Barton Reese, who joined the school staff in 2022, is the school's current head of school.

==Program==
Oakland enrolls up to 50 students during the school year and offers a five-week, including boarding, summer school enrolling up to 120 students. Students are admitted to the school-year program between the ages of six and fourteen. To gain admission, students are expected to have average or above average intellectual abilities and should not have primary and severe emotional or behavioral disorders.

Each student has a daily one-on-one with a reading teacher, who directs the student's entire curriculum. A multi-sensory, vowel-based phonics program that is similar to the Orton-Gillingham approach is used to teach struggling readers that have not found success elsewhere.
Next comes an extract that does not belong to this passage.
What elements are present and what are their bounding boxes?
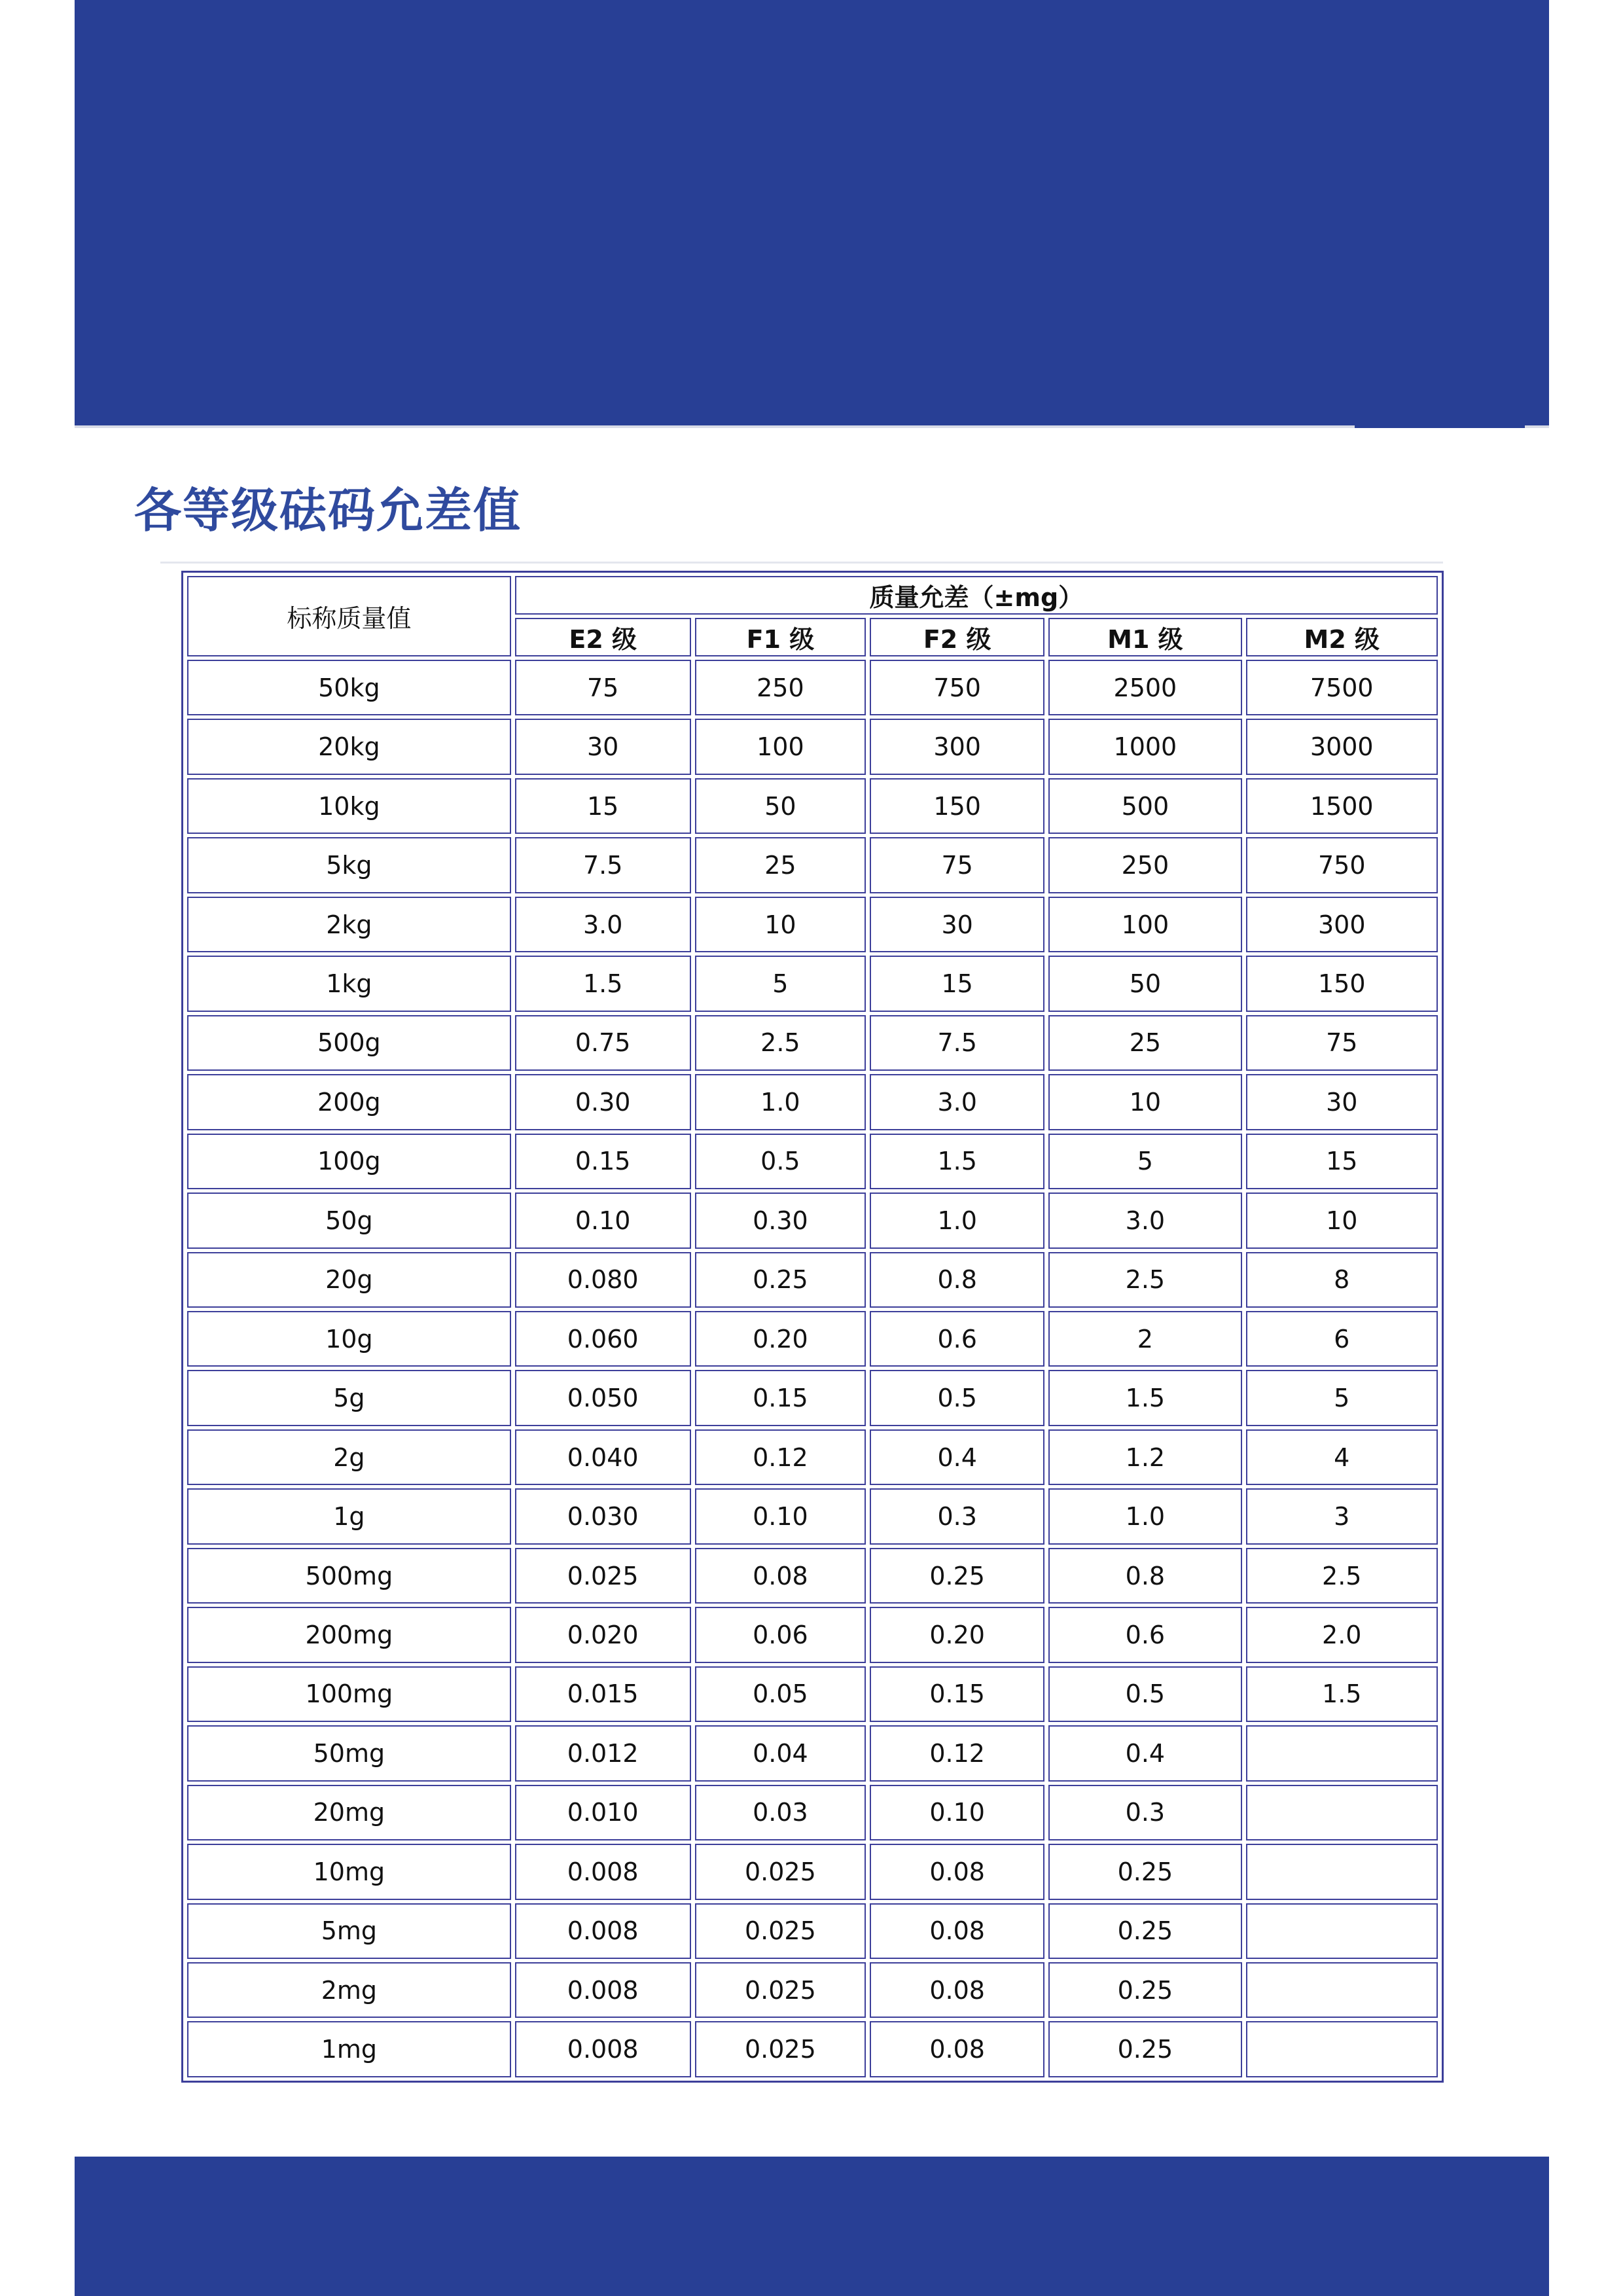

Daily physical education participation is required. Horseback riding is available as a weekly activity and aids in emotional and social development while developing responsibility. Typically, about three-quarters (or more) of the students participate in riding.

==Campus==
Oakland occupies a 450 acre campus. The grounds are dominated by the "Big House," which was built in the mid-18th century and expanded in the early 19th century when Oakland was a plantation. The Big House contains administrative offices. Other school buildings include the Old Kitchen, which was just a chimney when Shepherd first came to Oakland Farm in 1922, and the School House, which was built in 1963. Other facilities include a modern gymnasium and recreation center, an art room and music room, a dining hall and library, and classroom buildings and dormitories.

==School colors and mascot==
The school's colors are green and navy and its mascot is the bulldog.